Sounds like pretty dry stuff, huh? The kind of legal fare appetizing only to criminal lawyers and probably few of them. It, however, should present a meal of delicious irony during oral argument.

Stripped of its legal minutia, the fact is that both parties lapsed at the trial level on different issues and are now seeking appellate forgiveness under an application of the “plain error” rule. But each will want no such forgiveness for their opponent on the other issue. The government offers in addition a multitude of other reasons why the defense legal analysis is erroneous and, in any event, not applicable.

As to the first issue the statute permits alternative theories of proof for conviction. The evidence can establish that the defendant agreed to make unauthorized access (or made such access) or that he conspired to exceed authorized access (or actually exceeded such authorized access). The proofs in this case relied upon the former alternative both as to the conspiracy count and the two substantive counts.

The statute was properly charged in the indictment. But the trial judge, apparently in disregard of the government’s correct requests, presented the erroneous charge to the jury that the evidence had to be proven conjunctively (and) rather than disjunctively (or) as to the two alternative elements in the conspiracy count. The government did not object to the instruction, which it asserts was inadvertent and “clerical.” Now the government argues, among other things, that this was plain error which could be excused on appeal.

The defendant, however, relies on cases holding that the error waived appellate consideration and correction of the issue and that the appellate review of the sufficiency of the evidence requires proof of both alternative theories. Hence, the “law of the case” applies. And the Circuit Courts are somewhat split.

On the second issue, the tables are turned. The defendant, in effect, argues for forgiveness for his counsel’s failure to raise at trial the statute of limitations defense. This was plain error which can, in the view of some Circuit Courts, be raised on appeal. This time the government counters that the issue is not jurisdictional, unreviewable on appeal, and that the defendant waived the issue. And, again, there is some difference in the Circuits on the reviewability of this issue.

Of course few things that find their way to the Court are ever simple. The plain error/waiver rule for the two issues involves different rationales and case law threads. The Court could excuse both parties’ lapses, neither of them, or one and not the other. A decision behind door # 3 might seem anomalous to common sense, but there are a host of related arguments and sub-issues that bear on the analysis of the contexts of both questions.

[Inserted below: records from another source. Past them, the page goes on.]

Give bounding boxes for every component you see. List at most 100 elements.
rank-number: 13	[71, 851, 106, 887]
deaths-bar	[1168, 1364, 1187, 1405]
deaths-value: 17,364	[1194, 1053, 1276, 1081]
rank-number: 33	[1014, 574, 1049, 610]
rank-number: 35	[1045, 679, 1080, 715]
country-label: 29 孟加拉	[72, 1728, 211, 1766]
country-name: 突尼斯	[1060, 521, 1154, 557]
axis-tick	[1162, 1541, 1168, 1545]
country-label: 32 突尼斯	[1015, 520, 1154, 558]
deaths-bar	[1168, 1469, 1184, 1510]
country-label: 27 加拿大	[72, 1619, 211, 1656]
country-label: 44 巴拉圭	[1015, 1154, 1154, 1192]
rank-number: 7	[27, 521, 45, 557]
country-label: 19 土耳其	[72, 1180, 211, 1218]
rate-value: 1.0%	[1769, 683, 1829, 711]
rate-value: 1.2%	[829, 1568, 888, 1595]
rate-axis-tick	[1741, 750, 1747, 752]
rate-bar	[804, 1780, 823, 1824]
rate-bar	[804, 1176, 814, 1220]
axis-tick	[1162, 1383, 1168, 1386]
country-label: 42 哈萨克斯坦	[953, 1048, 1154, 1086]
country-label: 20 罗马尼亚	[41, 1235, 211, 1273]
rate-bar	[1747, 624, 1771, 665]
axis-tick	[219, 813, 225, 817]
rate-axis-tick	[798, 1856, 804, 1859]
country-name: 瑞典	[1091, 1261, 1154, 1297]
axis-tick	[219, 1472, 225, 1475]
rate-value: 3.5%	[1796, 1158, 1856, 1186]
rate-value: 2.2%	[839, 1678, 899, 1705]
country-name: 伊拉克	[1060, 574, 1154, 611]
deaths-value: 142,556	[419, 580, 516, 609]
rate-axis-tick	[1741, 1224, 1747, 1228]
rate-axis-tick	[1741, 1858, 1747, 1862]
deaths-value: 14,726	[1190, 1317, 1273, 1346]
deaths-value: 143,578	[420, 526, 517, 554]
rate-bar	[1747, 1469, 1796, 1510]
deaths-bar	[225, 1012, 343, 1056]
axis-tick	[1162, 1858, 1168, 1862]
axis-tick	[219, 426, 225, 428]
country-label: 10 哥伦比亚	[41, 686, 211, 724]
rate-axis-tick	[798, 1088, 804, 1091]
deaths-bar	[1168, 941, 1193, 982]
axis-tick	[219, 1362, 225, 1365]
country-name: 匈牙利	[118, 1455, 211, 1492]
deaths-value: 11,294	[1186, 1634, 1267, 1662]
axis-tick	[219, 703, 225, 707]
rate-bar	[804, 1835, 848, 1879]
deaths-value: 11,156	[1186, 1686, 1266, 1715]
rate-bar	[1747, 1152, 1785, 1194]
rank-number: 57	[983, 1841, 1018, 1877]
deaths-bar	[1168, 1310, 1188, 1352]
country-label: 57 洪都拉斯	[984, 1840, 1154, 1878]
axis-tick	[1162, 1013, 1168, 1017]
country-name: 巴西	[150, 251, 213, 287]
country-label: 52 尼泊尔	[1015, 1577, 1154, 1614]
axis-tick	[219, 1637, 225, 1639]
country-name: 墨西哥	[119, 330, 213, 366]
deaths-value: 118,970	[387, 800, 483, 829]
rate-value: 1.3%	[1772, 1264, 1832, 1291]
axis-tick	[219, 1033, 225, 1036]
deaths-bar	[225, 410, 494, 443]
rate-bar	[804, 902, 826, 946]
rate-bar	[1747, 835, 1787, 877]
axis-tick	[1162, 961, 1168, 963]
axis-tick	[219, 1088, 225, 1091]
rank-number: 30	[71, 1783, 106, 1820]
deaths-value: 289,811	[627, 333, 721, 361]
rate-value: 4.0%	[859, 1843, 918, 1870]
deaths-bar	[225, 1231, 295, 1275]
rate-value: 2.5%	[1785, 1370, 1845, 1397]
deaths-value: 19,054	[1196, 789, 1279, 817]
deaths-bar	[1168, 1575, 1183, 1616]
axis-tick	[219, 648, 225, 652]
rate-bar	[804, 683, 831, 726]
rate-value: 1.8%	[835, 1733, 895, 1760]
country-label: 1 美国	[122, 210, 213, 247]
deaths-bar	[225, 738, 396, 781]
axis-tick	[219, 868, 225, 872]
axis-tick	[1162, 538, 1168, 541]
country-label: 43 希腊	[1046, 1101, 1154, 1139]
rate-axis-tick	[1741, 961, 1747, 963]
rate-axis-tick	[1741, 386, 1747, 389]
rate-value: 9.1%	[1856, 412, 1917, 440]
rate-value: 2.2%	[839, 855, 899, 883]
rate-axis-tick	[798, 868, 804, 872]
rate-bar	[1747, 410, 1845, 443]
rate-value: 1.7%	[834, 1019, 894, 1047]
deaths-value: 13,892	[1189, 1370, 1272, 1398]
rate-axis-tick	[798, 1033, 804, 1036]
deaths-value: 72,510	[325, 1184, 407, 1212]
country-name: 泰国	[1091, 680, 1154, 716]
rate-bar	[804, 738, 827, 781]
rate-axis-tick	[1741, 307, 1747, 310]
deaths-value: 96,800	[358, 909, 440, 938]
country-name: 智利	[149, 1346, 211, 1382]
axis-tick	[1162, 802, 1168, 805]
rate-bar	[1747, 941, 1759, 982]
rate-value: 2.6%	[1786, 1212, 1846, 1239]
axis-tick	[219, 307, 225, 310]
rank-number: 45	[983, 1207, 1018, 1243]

Prediction: The government should win this round of the litigation. The jury found that both of the alternative methods of proof were established by the evidence, and it is weird to require the Court to, in effect, create a crime requiring both methods to review the sufficiency of the evidence just because the government didn’t object to a single erroneous instruction. As to the statute of limitations issue, the defendant should lose this one, also, since there is no reason to believe that the statute was intended to make the question jurisdictional. To make the question reviewable on appeal would prevent the government from raising factual issues at trial that could convince the jury to reject the claim.

However, in round # 2, the defendant will undoubtedly file a post-conviction, habeas corpus claim that his trial attorney rendered ineffective assistance of counsel in failing to file a statute of limitations objection. He could win a reversal of the conspiracy conviction although, unless he gets a re-sentencing, his concurrent sentence on one of the remaining counts makes it unlikely he will be home to watch the Dallas Cowboys games anytime soon.